The much-maligned My Aged Care will receive a $20 million overhaul from the Federal Government, with upgrades including integration with GP patient management systems to speed up access to care.
 
In response to the Legislated Review of Aged Care 2017, led by David Tune, the system revamp aims to streamline and shorten the assessment process by linking information and cutting red tape for consumers, providers and healthcare professionals.
 
According to Aged Care Minister Ken Wyatt, the investment will fund significant improvements to the My Aged Care information and care access system.
 
“A key message from the review is that ongoing engagement and collaboration with older people, their carers, families, care providers and aged care staff is vital to ensure we continue to deliver quality support and care,” Wyatt said. 
 
As part of the make-over:

  • GPs will be able to refer patients to My Aged Care from their patient management systems, reducing the need for fax or phone referrals.
  • Aged care service assessors will be able to share client support plans with healthcare professionals.
  • Service providers such as physiotherapists, podiatrists and occupational therapists will have greater access to the system.  
  • The availability of service providers will be displayed to reduce the numbers of rejected referrals.
  • The system will link into information about registered deaths to improve communications with the families of the deceased.

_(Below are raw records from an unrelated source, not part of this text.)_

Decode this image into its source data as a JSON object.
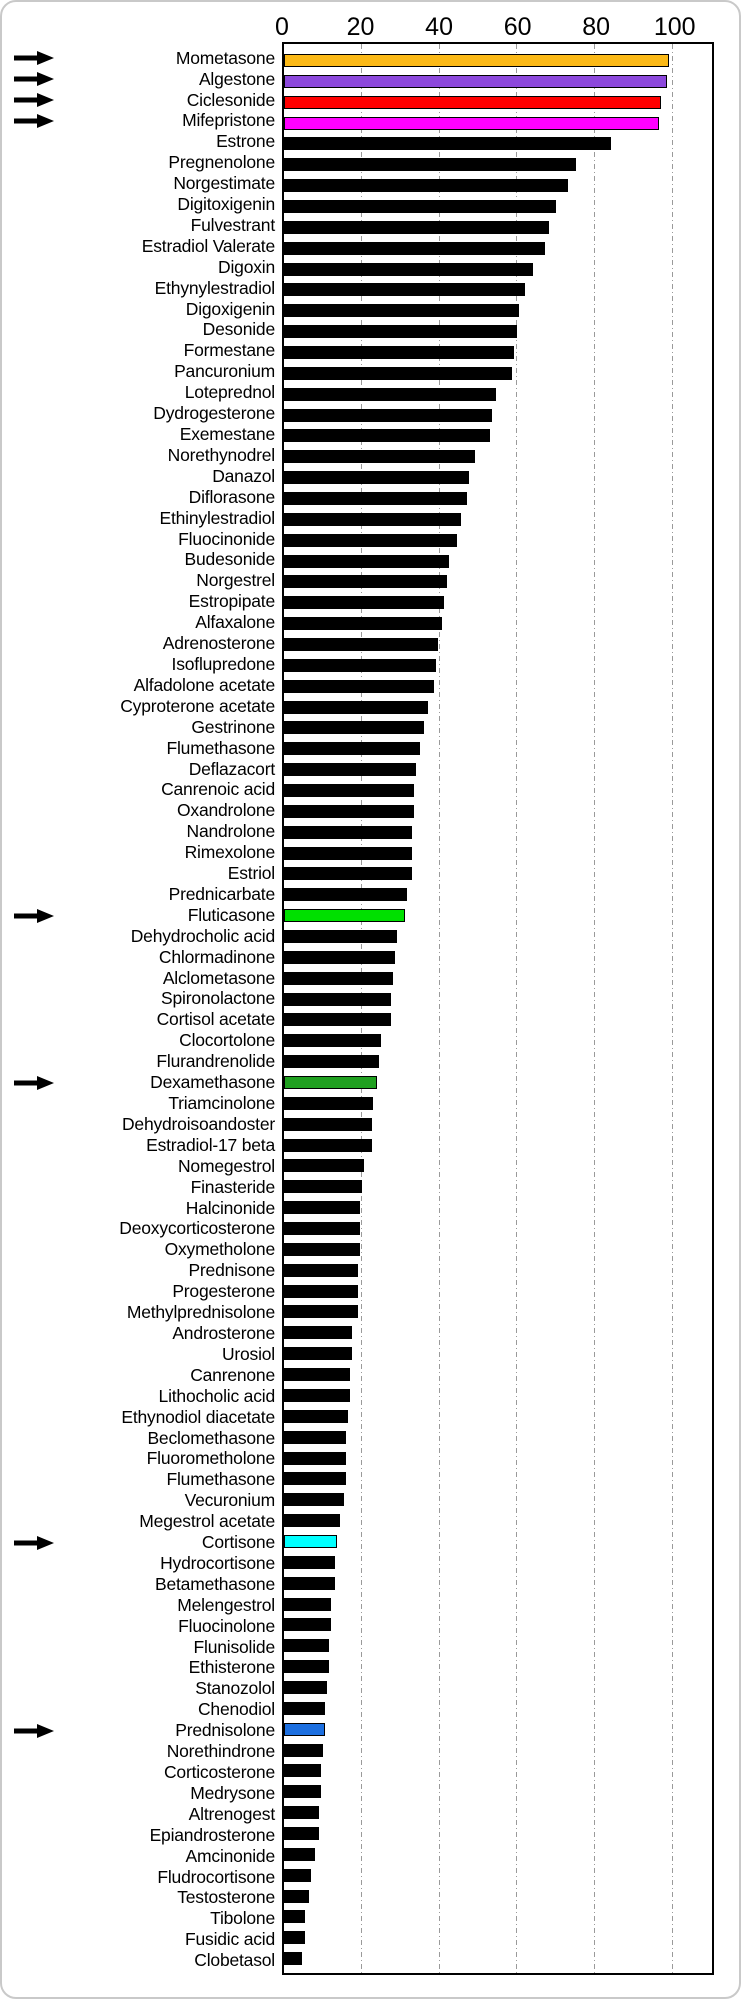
{
  "chart_data": {
    "type": "bar",
    "orientation": "horizontal",
    "title": "",
    "xlabel": "",
    "ylabel": "",
    "xlim": [
      0,
      110
    ],
    "xticks": [
      0,
      20,
      40,
      60,
      80,
      100
    ],
    "grid": "vertical dash-dot gridlines at 20,40,60,80,100",
    "gridline_color": "#9a9a9a",
    "default_bar_color": "#000000",
    "arrow_color": "#000000",
    "plot_border_color": "#000000",
    "items": [
      {
        "label": "Mometasone",
        "value": 99,
        "color": "#FBB917",
        "arrow": true
      },
      {
        "label": "Algestone",
        "value": 98.5,
        "color": "#8C48DC",
        "arrow": true
      },
      {
        "label": "Ciclesonide",
        "value": 97,
        "color": "#FF0000",
        "arrow": true
      },
      {
        "label": "Mifepristone",
        "value": 96.5,
        "color": "#FF00FF",
        "arrow": true
      },
      {
        "label": "Estrone",
        "value": 84
      },
      {
        "label": "Pregnenolone",
        "value": 75
      },
      {
        "label": "Norgestimate",
        "value": 73
      },
      {
        "label": "Digitoxigenin",
        "value": 70
      },
      {
        "label": "Fulvestrant",
        "value": 68
      },
      {
        "label": "Estradiol Valerate",
        "value": 67
      },
      {
        "label": "Digoxin",
        "value": 64
      },
      {
        "label": "Ethynylestradiol",
        "value": 62
      },
      {
        "label": "Digoxigenin",
        "value": 60.5
      },
      {
        "label": "Desonide",
        "value": 60
      },
      {
        "label": "Formestane",
        "value": 59
      },
      {
        "label": "Pancuronium",
        "value": 58.5
      },
      {
        "label": "Loteprednol",
        "value": 54.5
      },
      {
        "label": "Dydrogesterone",
        "value": 53.5
      },
      {
        "label": "Exemestane",
        "value": 53
      },
      {
        "label": "Norethynodrel",
        "value": 49
      },
      {
        "label": "Danazol",
        "value": 47.5
      },
      {
        "label": "Diflorasone",
        "value": 47
      },
      {
        "label": "Ethinylestradiol",
        "value": 45.5
      },
      {
        "label": "Fluocinonide",
        "value": 44.5
      },
      {
        "label": "Budesonide",
        "value": 42.5
      },
      {
        "label": "Norgestrel",
        "value": 42
      },
      {
        "label": "Estropipate",
        "value": 41
      },
      {
        "label": "Alfaxalone",
        "value": 40.5
      },
      {
        "label": "Adrenosterone",
        "value": 39.5
      },
      {
        "label": "Isoflupredone",
        "value": 39
      },
      {
        "label": "Alfadolone acetate",
        "value": 38.5
      },
      {
        "label": "Cyproterone acetate",
        "value": 37
      },
      {
        "label": "Gestrinone",
        "value": 36
      },
      {
        "label": "Flumethasone",
        "value": 35
      },
      {
        "label": "Deflazacort",
        "value": 34
      },
      {
        "label": "Canrenoic acid",
        "value": 33.5
      },
      {
        "label": "Oxandrolone",
        "value": 33.5
      },
      {
        "label": "Nandrolone",
        "value": 33
      },
      {
        "label": "Rimexolone",
        "value": 33
      },
      {
        "label": "Estriol",
        "value": 33
      },
      {
        "label": "Prednicarbate",
        "value": 31.5
      },
      {
        "label": "Fluticasone",
        "value": 31,
        "color": "#00E000",
        "arrow": true
      },
      {
        "label": "Dehydrocholic acid",
        "value": 29
      },
      {
        "label": "Chlormadinone",
        "value": 28.5
      },
      {
        "label": "Alclometasone",
        "value": 28
      },
      {
        "label": "Spironolactone",
        "value": 27.5
      },
      {
        "label": "Cortisol acetate",
        "value": 27.5
      },
      {
        "label": "Clocortolone",
        "value": 25
      },
      {
        "label": "Flurandrenolide",
        "value": 24.5
      },
      {
        "label": "Dexamethasone",
        "value": 24,
        "color": "#20A020",
        "arrow": true
      },
      {
        "label": "Triamcinolone",
        "value": 23
      },
      {
        "label": "Dehydroisoandoster",
        "value": 22.5
      },
      {
        "label": "Estradiol-17 beta",
        "value": 22.5
      },
      {
        "label": "Nomegestrol",
        "value": 20.5
      },
      {
        "label": "Finasteride",
        "value": 20
      },
      {
        "label": "Halcinonide",
        "value": 19.5
      },
      {
        "label": "Deoxycorticosterone",
        "value": 19.5
      },
      {
        "label": "Oxymetholone",
        "value": 19.5
      },
      {
        "label": "Prednisone",
        "value": 19
      },
      {
        "label": "Progesterone",
        "value": 19
      },
      {
        "label": "Methylprednisolone",
        "value": 19
      },
      {
        "label": "Androsterone",
        "value": 17.5
      },
      {
        "label": "Urosiol",
        "value": 17.5
      },
      {
        "label": "Canrenone",
        "value": 17
      },
      {
        "label": "Lithocholic acid",
        "value": 17
      },
      {
        "label": "Ethynodiol diacetate",
        "value": 16.5
      },
      {
        "label": "Beclomethasone",
        "value": 16
      },
      {
        "label": "Fluorometholone",
        "value": 16
      },
      {
        "label": "Flumethasone",
        "value": 16
      },
      {
        "label": "Vecuronium",
        "value": 15.5
      },
      {
        "label": "Megestrol acetate",
        "value": 14.5
      },
      {
        "label": "Cortisone",
        "value": 13.5,
        "color": "#00FFFF",
        "arrow": true
      },
      {
        "label": "Hydrocortisone",
        "value": 13
      },
      {
        "label": "Betamethasone",
        "value": 13
      },
      {
        "label": "Melengestrol",
        "value": 12
      },
      {
        "label": "Fluocinolone",
        "value": 12
      },
      {
        "label": "Flunisolide",
        "value": 11.5
      },
      {
        "label": "Ethisterone",
        "value": 11.5
      },
      {
        "label": "Stanozolol",
        "value": 11
      },
      {
        "label": "Chenodiol",
        "value": 10.5
      },
      {
        "label": "Prednisolone",
        "value": 10.5,
        "color": "#1C6FE0",
        "arrow": true
      },
      {
        "label": "Norethindrone",
        "value": 10
      },
      {
        "label": "Corticosterone",
        "value": 9.5
      },
      {
        "label": "Medrysone",
        "value": 9.5
      },
      {
        "label": "Altrenogest",
        "value": 9
      },
      {
        "label": "Epiandrosterone",
        "value": 9
      },
      {
        "label": "Amcinonide",
        "value": 8
      },
      {
        "label": "Fludrocortisone",
        "value": 7
      },
      {
        "label": "Testosterone",
        "value": 6.5
      },
      {
        "label": "Tibolone",
        "value": 5.5
      },
      {
        "label": "Fusidic acid",
        "value": 5.5
      },
      {
        "label": "Clobetasol",
        "value": 4.5
      }
    ]
  }
}
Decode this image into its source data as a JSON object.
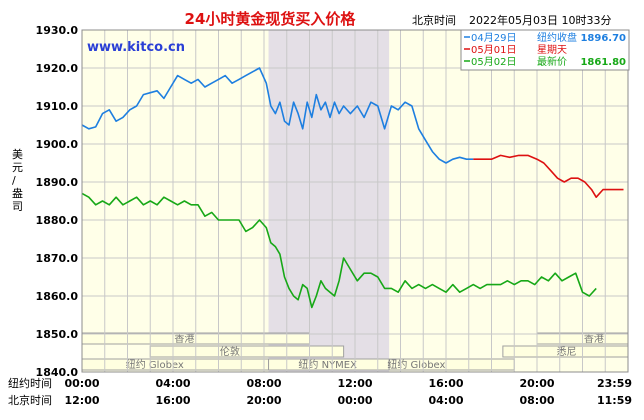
{
  "chart_data": {
    "type": "line",
    "title": "24小时黄金现货买入价格",
    "watermark": "www.kitco.cn",
    "timestamp_label": "北京时间",
    "timestamp_value": "2022年05月03日 10时33分",
    "ylabel": "美元/盎司",
    "ylim": [
      1840,
      1930
    ],
    "y_ticks": [
      "1930.0",
      "1920.0",
      "1910.0",
      "1900.0",
      "1890.0",
      "1880.0",
      "1870.0",
      "1860.0",
      "1850.0",
      "1840.0"
    ],
    "grid": true,
    "legend_position": "top-right",
    "x_axis_rows": [
      {
        "label": "纽约时间",
        "ticks": [
          "00:00",
          "04:00",
          "08:00",
          "12:00",
          "16:00",
          "20:00",
          "23:59"
        ]
      },
      {
        "label": "北京时间",
        "ticks": [
          "12:00",
          "16:00",
          "20:00",
          "00:00",
          "04:00",
          "08:00",
          "11:59"
        ]
      }
    ],
    "legend": [
      {
        "date": "04月29日",
        "label": "纽约收盘",
        "value": "1896.70",
        "color": "#1e7fe0"
      },
      {
        "date": "05月01日",
        "label": "星期天",
        "value": "",
        "color": "#dd1111"
      },
      {
        "date": "05月02日",
        "label": "最新价",
        "value": "1861.80",
        "color": "#17a817"
      }
    ],
    "session_bars": [
      {
        "label": "香港",
        "row": 0,
        "start": 0,
        "end": 10,
        "label_pos": 4.5
      },
      {
        "label": "香港",
        "row": 0,
        "start": 20,
        "end": 24,
        "label_pos": 22.5
      },
      {
        "label": "纽约 Globex",
        "row": 2,
        "start": 0,
        "end": 8.2,
        "label_pos": 3.2
      },
      {
        "label": "伦敦",
        "row": 1,
        "start": 3,
        "end": 11.5,
        "label_pos": 6.5
      },
      {
        "label": "纽约 NYMEX",
        "row": 2,
        "start": 8.2,
        "end": 13.5,
        "label_pos": 10.8
      },
      {
        "label": "纽约 Globex",
        "row": 2,
        "start": 13.5,
        "end": 19,
        "label_pos": 14.7
      },
      {
        "label": "悉尼",
        "row": 1,
        "start": 18.5,
        "end": 24,
        "label_pos": 21.3
      }
    ],
    "highlight_band": [
      8.2,
      13.5
    ],
    "series": [
      {
        "date": "04月29日",
        "color": "#1e7fe0",
        "x": [
          0,
          0.3,
          0.6,
          0.9,
          1.2,
          1.5,
          1.8,
          2.1,
          2.4,
          2.7,
          3.0,
          3.3,
          3.6,
          3.9,
          4.2,
          4.5,
          4.8,
          5.1,
          5.4,
          5.7,
          6.0,
          6.3,
          6.6,
          6.9,
          7.2,
          7.5,
          7.8,
          8.1,
          8.3,
          8.5,
          8.7,
          8.9,
          9.1,
          9.3,
          9.5,
          9.7,
          9.9,
          10.1,
          10.3,
          10.5,
          10.7,
          10.9,
          11.1,
          11.3,
          11.5,
          11.8,
          12.1,
          12.4,
          12.7,
          13.0,
          13.3,
          13.6,
          13.9,
          14.2,
          14.5,
          14.8,
          15.1,
          15.4,
          15.7,
          16.0,
          16.3,
          16.6,
          16.9,
          17.2
        ],
        "y": [
          1905,
          1904,
          1904.5,
          1908,
          1909,
          1906,
          1907,
          1909,
          1910,
          1913,
          1913.5,
          1914,
          1912,
          1915,
          1918,
          1917,
          1916,
          1917,
          1915,
          1916,
          1917,
          1918,
          1916,
          1917,
          1918,
          1919,
          1920,
          1916,
          1910,
          1908,
          1911,
          1906,
          1905,
          1911,
          1908,
          1904,
          1911,
          1907,
          1913,
          1909,
          1911,
          1907,
          1911,
          1908,
          1910,
          1908,
          1910,
          1907,
          1911,
          1910,
          1904,
          1910,
          1909,
          1911,
          1910,
          1904,
          1901,
          1898,
          1896,
          1895,
          1896,
          1896.5,
          1896,
          1896
        ],
        "name": ""
      },
      {
        "date": "05月01日",
        "color": "#dd1111",
        "x": [
          17.2,
          17.6,
          18.0,
          18.4,
          18.8,
          19.2,
          19.6,
          20.0,
          20.3,
          20.6,
          20.9,
          21.2,
          21.5,
          21.8,
          22.1,
          22.4,
          22.6,
          22.9,
          23.2,
          23.5,
          23.8
        ],
        "y": [
          1896,
          1896,
          1896,
          1897,
          1896.5,
          1897,
          1897,
          1896,
          1895,
          1893,
          1891,
          1890,
          1891,
          1891,
          1890,
          1888,
          1886,
          1888,
          1888,
          1888,
          1888
        ],
        "name": ""
      },
      {
        "date": "05月02日",
        "color": "#17a817",
        "x": [
          0,
          0.3,
          0.6,
          0.9,
          1.2,
          1.5,
          1.8,
          2.1,
          2.4,
          2.7,
          3.0,
          3.3,
          3.6,
          3.9,
          4.2,
          4.5,
          4.8,
          5.1,
          5.4,
          5.7,
          6.0,
          6.3,
          6.6,
          6.9,
          7.2,
          7.5,
          7.8,
          8.1,
          8.3,
          8.5,
          8.7,
          8.9,
          9.1,
          9.3,
          9.5,
          9.7,
          9.9,
          10.1,
          10.3,
          10.5,
          10.7,
          10.9,
          11.1,
          11.3,
          11.5,
          11.8,
          12.1,
          12.4,
          12.7,
          13.0,
          13.3,
          13.6,
          13.9,
          14.2,
          14.5,
          14.8,
          15.1,
          15.4,
          15.7,
          16.0,
          16.3,
          16.6,
          16.9,
          17.2,
          17.5,
          17.8,
          18.1,
          18.4,
          18.7,
          19.0,
          19.3,
          19.6,
          19.9,
          20.2,
          20.5,
          20.8,
          21.1,
          21.4,
          21.7,
          22.0,
          22.3,
          22.6
        ],
        "y": [
          1887,
          1886,
          1884,
          1885,
          1884,
          1886,
          1884,
          1885,
          1886,
          1884,
          1885,
          1884,
          1886,
          1885,
          1884,
          1885,
          1884,
          1884,
          1881,
          1882,
          1880,
          1880,
          1880,
          1880,
          1877,
          1878,
          1880,
          1878,
          1874,
          1873,
          1871,
          1865,
          1862,
          1860,
          1859,
          1863,
          1862,
          1857,
          1860,
          1864,
          1862,
          1861,
          1860,
          1864,
          1870,
          1867,
          1864,
          1866,
          1866,
          1865,
          1862,
          1862,
          1861,
          1864,
          1862,
          1863,
          1862,
          1863,
          1862,
          1861,
          1863,
          1861,
          1862,
          1863,
          1862,
          1863,
          1863,
          1863,
          1864,
          1863,
          1864,
          1864,
          1863,
          1865,
          1864,
          1866,
          1864,
          1865,
          1866,
          1861,
          1860,
          1862
        ],
        "name": ""
      }
    ]
  }
}
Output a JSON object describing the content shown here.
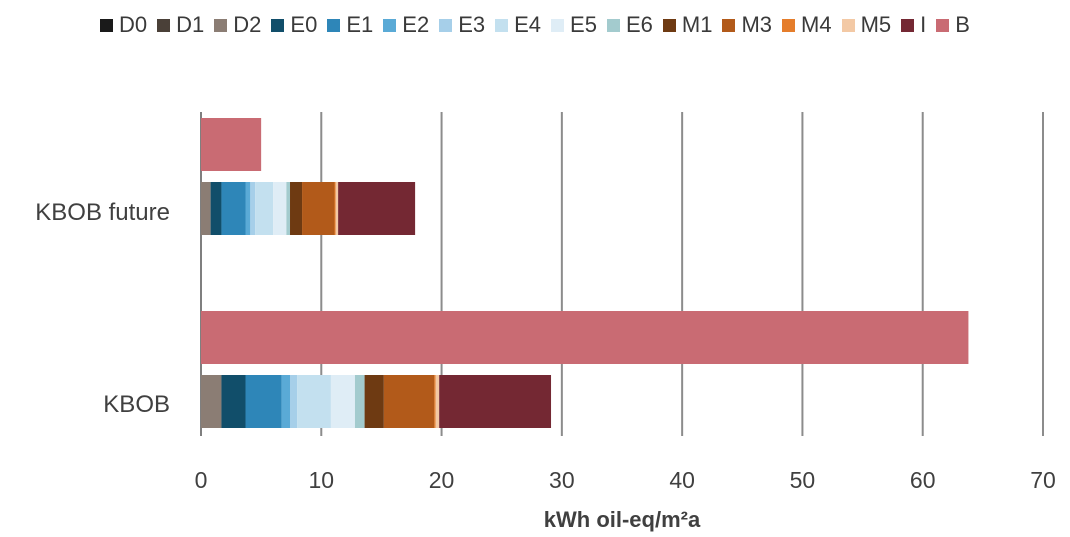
{
  "chart_data": {
    "type": "bar",
    "orientation": "horizontal",
    "stacked": true,
    "xlabel": "kWh oil-eq/m²a",
    "xlim": [
      0,
      70
    ],
    "xticks": [
      0,
      10,
      20,
      30,
      40,
      50,
      60,
      70
    ],
    "grid": "vertical",
    "legend_position": "top",
    "categories": [
      "KBOB future",
      "KBOB"
    ],
    "stack_series": [
      {
        "name": "D0",
        "color": "#1a1a1a",
        "values": [
          0,
          0
        ]
      },
      {
        "name": "D1",
        "color": "#4a4038",
        "values": [
          0,
          0
        ]
      },
      {
        "name": "D2",
        "color": "#8b7d74",
        "values": [
          0.8,
          1.7
        ]
      },
      {
        "name": "E0",
        "color": "#114e6a",
        "values": [
          0.9,
          2.0
        ]
      },
      {
        "name": "E1",
        "color": "#2e86b8",
        "values": [
          2.0,
          3.0
        ]
      },
      {
        "name": "E2",
        "color": "#5aaad6",
        "values": [
          0.4,
          0.7
        ]
      },
      {
        "name": "E3",
        "color": "#a6cfe9",
        "values": [
          0.4,
          0.6
        ]
      },
      {
        "name": "E4",
        "color": "#c3e0ef",
        "values": [
          1.5,
          2.8
        ]
      },
      {
        "name": "E5",
        "color": "#dfedf6",
        "values": [
          1.1,
          2.0
        ]
      },
      {
        "name": "E6",
        "color": "#a3cbce",
        "values": [
          0.3,
          0.8
        ]
      },
      {
        "name": "M1",
        "color": "#6e3a12",
        "values": [
          1.0,
          1.6
        ]
      },
      {
        "name": "M3",
        "color": "#b25a1a",
        "values": [
          2.7,
          4.2
        ]
      },
      {
        "name": "M4",
        "color": "#e57d2b",
        "values": [
          0.1,
          0.1
        ]
      },
      {
        "name": "M5",
        "color": "#f3c9a5",
        "values": [
          0.2,
          0.3
        ]
      },
      {
        "name": "I",
        "color": "#742833",
        "values": [
          6.4,
          9.3
        ]
      }
    ],
    "series_B": {
      "name": "B",
      "color": "#c96b73",
      "values": [
        5.0,
        63.8
      ]
    }
  }
}
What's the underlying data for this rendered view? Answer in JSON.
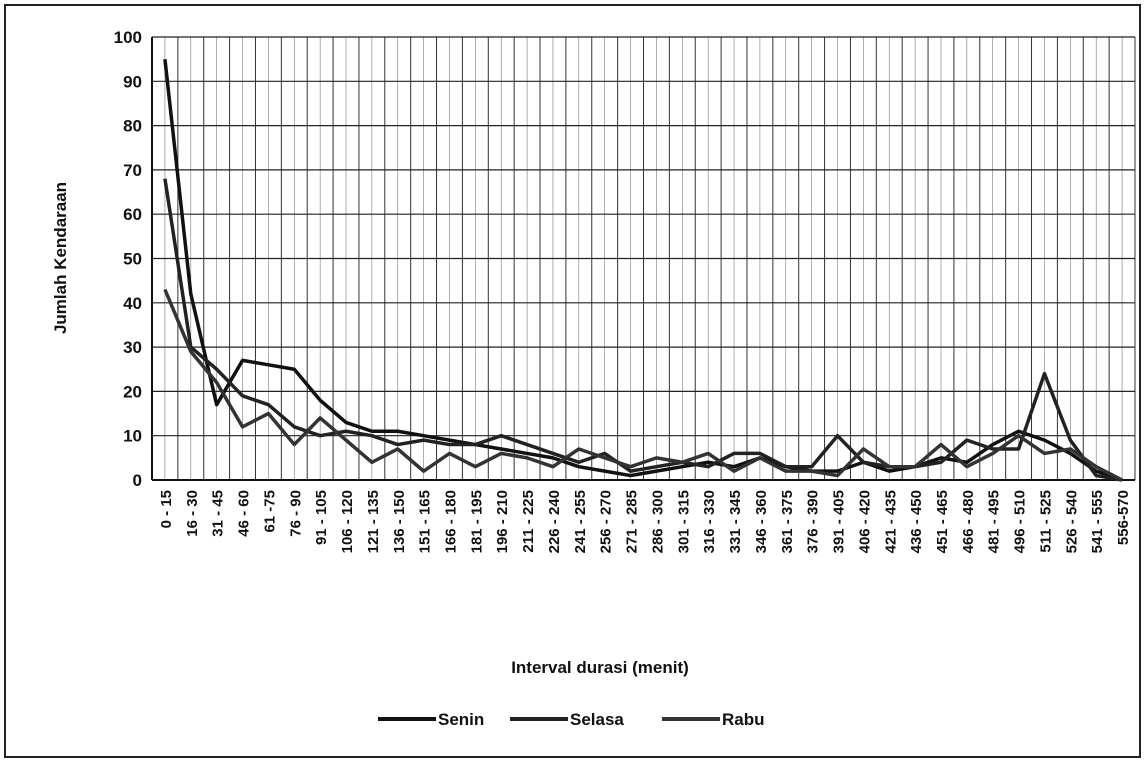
{
  "chart_data": {
    "type": "line",
    "x_label": "Interval durasi (menit)",
    "y_label": "Jumlah Kendaraan",
    "categories": [
      "0 - 15",
      "16 - 30",
      "31 - 45",
      "46 - 60",
      "61 -75",
      "76 - 90",
      "91 - 105",
      "106 - 120",
      "121 - 135",
      "136 - 150",
      "151 - 165",
      "166 - 180",
      "181 - 195",
      "196 - 210",
      "211 - 225",
      "226 - 240",
      "241 - 255",
      "256 - 270",
      "271 - 285",
      "286 - 300",
      "301 - 315",
      "316 - 330",
      "331 - 345",
      "346 - 360",
      "361 - 375",
      "376 - 390",
      "391 - 405",
      "406 - 420",
      "421 - 435",
      "436 - 450",
      "451 - 465",
      "466 - 480",
      "481 - 495",
      "496 - 510",
      "511 - 525",
      "526 - 540",
      "541 - 555",
      "556-570"
    ],
    "series": [
      {
        "name": "Senin",
        "color": "#111111",
        "values": [
          95,
          42,
          17,
          27,
          26,
          25,
          18,
          13,
          11,
          11,
          10,
          9,
          8,
          7,
          6,
          5,
          3,
          2,
          1,
          2,
          3,
          4,
          3,
          5,
          3,
          2,
          2,
          4,
          2,
          3,
          5,
          4,
          8,
          11,
          9,
          6,
          2,
          0
        ]
      },
      {
        "name": "Selasa",
        "color": "#222222",
        "values": [
          68,
          30,
          25,
          19,
          17,
          12,
          10,
          11,
          10,
          8,
          9,
          8,
          8,
          10,
          8,
          6,
          4,
          6,
          2,
          3,
          4,
          3,
          6,
          6,
          3,
          3,
          10,
          4,
          3,
          3,
          4,
          9,
          7,
          7,
          24,
          9,
          1,
          0
        ]
      },
      {
        "name": "Rabu",
        "color": "#333333",
        "values": [
          43,
          29,
          22,
          12,
          15,
          8,
          14,
          9,
          4,
          7,
          2,
          6,
          3,
          6,
          5,
          3,
          7,
          5,
          3,
          5,
          4,
          6,
          2,
          5,
          2,
          2,
          1,
          7,
          3,
          3,
          8,
          3,
          6,
          10,
          6,
          7,
          3,
          0
        ]
      }
    ],
    "ylim": [
      0,
      100
    ],
    "yticks": [
      0,
      10,
      20,
      30,
      40,
      50,
      60,
      70,
      80,
      90,
      100
    ],
    "grid": true,
    "legend": "bottom"
  }
}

  • A streamlined assessment process will be implemented, making it shorter and more targeted. 

 
The AMA welcomed Friday’s announcement with vice president Dr Tony Bartone saying he was pleased the aged care review had adopted some of the organisation’s recommendations for improving the My Aged Care information technology system. He said that while that the AMA is a strong supporter of digital health for the delivery of better health care, the technology has to work.
 
“In its submission to the review, the AMA outlined the multiple inefficiencies with My Aged Care,” Bartone said.
 
“In its current form, My Aged Care cannot satisfactorily handle electronic referrals from GPs, forcing them to resort to outdated methods like fax machines. The online form for an ACAT referral is not linked with clinical software, so it can’t be auto-populated with the GP’s clinical records, or be directly saved to the patient record. Instead, it has to be saved as an external document and attached, creating a significant administrative burden for already time-limited GPs.”
 
The AMA has repeatedly raised its concerns about the “inefficient” system and the delays it creates in providing patient care with the Department of Health, Bartone said. 
 
“Improving communication with My Aged Care contact centre staff is essential to avoid missing vital information on a patient’s application form, which has considerably delayed care in the past. The Tune Report recommends that the National Screening and Assessment Form should be revised.”
 
The government predicts the proportion of Australians aged 65 years of age and older will increase to 18 per cent by 2026.